We're seeing the highest rates of mortgages falling behind since the global financial crisis in 2010, but it's not that big of an issue, according to the RBA. (Sources: AAP, RBA)

The number of Australian home owners who aren’t making their mortgage repayments has been steadily rising since 2014.

And now it’s reached fever-pitch.

Reserve Bank of Australia head of financial stability Jonathan Kearns told Canberra today that mortgage arrears are back to levels we haven’t seen in nearly a decade.

“The share of banks' housing loans in arrears is now back around the level reached in 2010, the highest it has been for many years,” Kearns said in a speech at the 2019 Property Leaders’ Summit.

(Source: RBA)

What does this mean?

Rising rates of mortgage arrears often suggests an economy isn’t doing too well.

“In particular, borrowers can struggle to make their payments if their income falls.
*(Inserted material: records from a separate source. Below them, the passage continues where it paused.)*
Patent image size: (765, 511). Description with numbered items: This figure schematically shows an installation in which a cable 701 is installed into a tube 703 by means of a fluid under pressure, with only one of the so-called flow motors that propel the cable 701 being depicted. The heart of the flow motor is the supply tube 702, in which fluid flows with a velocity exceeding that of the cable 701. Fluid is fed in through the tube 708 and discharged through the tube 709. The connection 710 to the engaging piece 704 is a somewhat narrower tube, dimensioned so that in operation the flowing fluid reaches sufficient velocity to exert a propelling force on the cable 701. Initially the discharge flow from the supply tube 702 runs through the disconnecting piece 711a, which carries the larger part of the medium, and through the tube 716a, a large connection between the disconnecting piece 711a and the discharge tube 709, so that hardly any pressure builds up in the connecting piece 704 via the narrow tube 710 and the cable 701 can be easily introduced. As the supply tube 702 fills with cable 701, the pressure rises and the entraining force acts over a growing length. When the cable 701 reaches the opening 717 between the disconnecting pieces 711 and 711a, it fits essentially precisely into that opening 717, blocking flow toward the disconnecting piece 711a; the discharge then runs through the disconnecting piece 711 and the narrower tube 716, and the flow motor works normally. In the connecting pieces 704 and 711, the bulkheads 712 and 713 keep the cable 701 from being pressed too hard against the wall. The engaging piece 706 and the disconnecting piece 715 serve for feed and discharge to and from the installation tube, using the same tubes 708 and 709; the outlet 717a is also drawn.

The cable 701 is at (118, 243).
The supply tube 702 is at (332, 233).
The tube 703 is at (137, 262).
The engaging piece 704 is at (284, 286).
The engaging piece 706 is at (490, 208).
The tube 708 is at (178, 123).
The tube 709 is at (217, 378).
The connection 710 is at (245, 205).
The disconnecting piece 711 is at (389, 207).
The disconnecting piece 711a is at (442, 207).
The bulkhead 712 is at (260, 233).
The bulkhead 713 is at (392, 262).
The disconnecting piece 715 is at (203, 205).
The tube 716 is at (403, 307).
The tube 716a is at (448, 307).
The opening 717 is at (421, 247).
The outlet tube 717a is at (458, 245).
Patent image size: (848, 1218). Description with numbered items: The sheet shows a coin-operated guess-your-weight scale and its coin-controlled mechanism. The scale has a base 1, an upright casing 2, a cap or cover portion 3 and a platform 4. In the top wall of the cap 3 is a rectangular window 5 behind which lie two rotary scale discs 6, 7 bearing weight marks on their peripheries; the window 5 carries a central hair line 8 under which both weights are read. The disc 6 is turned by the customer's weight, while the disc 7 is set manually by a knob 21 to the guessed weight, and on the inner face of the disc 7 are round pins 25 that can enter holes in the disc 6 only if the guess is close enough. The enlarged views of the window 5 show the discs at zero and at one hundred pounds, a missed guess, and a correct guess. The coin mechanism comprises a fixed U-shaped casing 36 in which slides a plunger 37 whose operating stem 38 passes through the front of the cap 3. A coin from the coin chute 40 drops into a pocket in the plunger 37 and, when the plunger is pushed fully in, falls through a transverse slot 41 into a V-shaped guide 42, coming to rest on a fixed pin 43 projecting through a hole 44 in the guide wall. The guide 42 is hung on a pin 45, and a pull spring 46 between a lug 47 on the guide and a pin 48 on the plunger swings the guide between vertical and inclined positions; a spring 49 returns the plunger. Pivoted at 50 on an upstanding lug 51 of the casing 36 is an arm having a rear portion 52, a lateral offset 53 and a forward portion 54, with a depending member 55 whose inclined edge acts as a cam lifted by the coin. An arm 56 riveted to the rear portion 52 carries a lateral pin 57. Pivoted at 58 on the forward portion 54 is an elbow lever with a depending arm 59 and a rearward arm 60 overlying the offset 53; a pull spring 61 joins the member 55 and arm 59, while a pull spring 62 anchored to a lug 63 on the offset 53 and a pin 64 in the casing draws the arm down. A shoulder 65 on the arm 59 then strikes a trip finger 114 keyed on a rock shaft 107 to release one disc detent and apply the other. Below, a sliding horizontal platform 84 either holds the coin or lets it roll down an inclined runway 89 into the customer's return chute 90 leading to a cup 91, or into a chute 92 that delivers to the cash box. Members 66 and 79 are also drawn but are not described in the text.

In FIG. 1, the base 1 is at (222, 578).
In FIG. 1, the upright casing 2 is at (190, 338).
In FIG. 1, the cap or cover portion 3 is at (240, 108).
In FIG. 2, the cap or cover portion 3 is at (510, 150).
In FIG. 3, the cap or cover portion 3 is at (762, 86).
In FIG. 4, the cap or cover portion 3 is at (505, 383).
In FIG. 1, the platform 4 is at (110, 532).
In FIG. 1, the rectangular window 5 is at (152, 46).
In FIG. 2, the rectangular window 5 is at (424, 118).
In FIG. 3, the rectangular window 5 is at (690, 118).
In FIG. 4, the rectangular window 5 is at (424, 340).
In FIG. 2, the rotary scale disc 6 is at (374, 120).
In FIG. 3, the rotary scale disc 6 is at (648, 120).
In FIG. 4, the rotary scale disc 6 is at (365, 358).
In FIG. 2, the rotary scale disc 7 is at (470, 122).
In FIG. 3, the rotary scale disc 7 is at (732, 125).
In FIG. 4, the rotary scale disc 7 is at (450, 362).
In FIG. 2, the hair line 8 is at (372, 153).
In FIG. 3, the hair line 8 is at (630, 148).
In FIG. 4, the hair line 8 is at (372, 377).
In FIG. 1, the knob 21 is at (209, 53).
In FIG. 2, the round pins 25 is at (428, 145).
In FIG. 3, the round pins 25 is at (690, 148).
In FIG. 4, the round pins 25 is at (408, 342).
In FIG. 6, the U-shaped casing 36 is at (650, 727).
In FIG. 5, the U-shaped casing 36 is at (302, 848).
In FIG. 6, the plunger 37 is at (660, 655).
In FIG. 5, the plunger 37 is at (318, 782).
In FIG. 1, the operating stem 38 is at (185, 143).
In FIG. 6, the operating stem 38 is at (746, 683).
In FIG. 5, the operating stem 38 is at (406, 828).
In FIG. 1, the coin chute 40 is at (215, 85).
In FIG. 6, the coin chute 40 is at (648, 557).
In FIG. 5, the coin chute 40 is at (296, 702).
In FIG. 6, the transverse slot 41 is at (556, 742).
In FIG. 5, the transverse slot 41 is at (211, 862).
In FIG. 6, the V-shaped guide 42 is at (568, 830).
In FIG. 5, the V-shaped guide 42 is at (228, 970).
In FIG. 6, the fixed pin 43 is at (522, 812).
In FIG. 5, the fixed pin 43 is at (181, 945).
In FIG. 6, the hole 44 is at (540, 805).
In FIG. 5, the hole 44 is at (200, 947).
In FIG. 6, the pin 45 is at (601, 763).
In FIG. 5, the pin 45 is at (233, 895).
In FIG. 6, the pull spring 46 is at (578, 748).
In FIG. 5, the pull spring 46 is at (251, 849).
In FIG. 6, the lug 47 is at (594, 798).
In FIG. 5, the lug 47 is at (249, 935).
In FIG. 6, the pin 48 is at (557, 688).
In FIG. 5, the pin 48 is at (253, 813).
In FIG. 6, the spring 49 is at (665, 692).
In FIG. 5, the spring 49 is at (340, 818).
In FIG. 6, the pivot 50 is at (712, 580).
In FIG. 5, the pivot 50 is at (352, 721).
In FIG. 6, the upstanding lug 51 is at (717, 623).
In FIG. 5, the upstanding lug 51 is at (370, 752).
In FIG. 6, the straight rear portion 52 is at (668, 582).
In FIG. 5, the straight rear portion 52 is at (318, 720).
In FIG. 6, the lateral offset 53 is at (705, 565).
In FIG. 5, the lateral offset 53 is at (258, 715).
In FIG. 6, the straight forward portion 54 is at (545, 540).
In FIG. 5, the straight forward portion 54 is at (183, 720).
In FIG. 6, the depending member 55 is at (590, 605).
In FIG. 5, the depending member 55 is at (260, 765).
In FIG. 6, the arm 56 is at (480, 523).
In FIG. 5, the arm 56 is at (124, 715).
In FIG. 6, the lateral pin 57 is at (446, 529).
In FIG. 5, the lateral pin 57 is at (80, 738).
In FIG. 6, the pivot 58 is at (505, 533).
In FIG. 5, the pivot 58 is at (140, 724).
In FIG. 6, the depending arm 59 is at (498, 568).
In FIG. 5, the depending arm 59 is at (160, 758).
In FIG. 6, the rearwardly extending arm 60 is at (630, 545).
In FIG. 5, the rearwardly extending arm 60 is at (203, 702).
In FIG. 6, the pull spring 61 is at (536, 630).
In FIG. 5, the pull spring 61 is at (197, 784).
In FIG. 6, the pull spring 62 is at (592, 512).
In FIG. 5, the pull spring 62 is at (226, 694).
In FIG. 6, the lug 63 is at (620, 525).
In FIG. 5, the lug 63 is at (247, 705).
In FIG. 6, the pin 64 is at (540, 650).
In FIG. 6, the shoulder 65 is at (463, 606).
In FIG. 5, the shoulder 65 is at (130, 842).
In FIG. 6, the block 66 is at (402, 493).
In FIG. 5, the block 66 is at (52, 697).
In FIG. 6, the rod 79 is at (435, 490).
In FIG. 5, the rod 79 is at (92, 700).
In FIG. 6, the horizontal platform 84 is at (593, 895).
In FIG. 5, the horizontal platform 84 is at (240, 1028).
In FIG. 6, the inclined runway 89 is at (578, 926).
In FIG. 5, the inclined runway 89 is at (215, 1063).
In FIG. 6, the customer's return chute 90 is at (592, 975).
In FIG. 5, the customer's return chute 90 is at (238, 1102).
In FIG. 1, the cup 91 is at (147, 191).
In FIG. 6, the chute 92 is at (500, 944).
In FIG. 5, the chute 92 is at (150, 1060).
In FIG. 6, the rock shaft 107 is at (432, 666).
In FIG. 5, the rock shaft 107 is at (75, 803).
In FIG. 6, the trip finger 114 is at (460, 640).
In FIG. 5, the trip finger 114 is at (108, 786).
Weak conditions in housing markets make it hard for borrowers to get out of arrears by selling their property,” Kearns said.

“Conversely, large increases in interest rates, say to slow an overheating economy, can also contribute to rising arrears.”

But there are other factors at play, too, such as rising unemploymentwage growth (or lack thereof), rising costs of expenses, and even personal misfortune.

The changing of banks’ lending standards also play a part, too, as do rising house prices.

So should we be worried?

The Reserve Bank’s head of financial stability doesn’t seem to think so.

“Housing arrears have risen but by no means to a level that poses a risk to financial stability,” Kearns said.

So long as various economic elements pick back up, the rising rate of mortgage arrears shouldn’t be too big an issue.

“With overall strong lending standards, so long as unemployment remains low, arrears rates should not rise to levels that pose a risk to the financial system or cause great harm to the household sector,” Kearns said.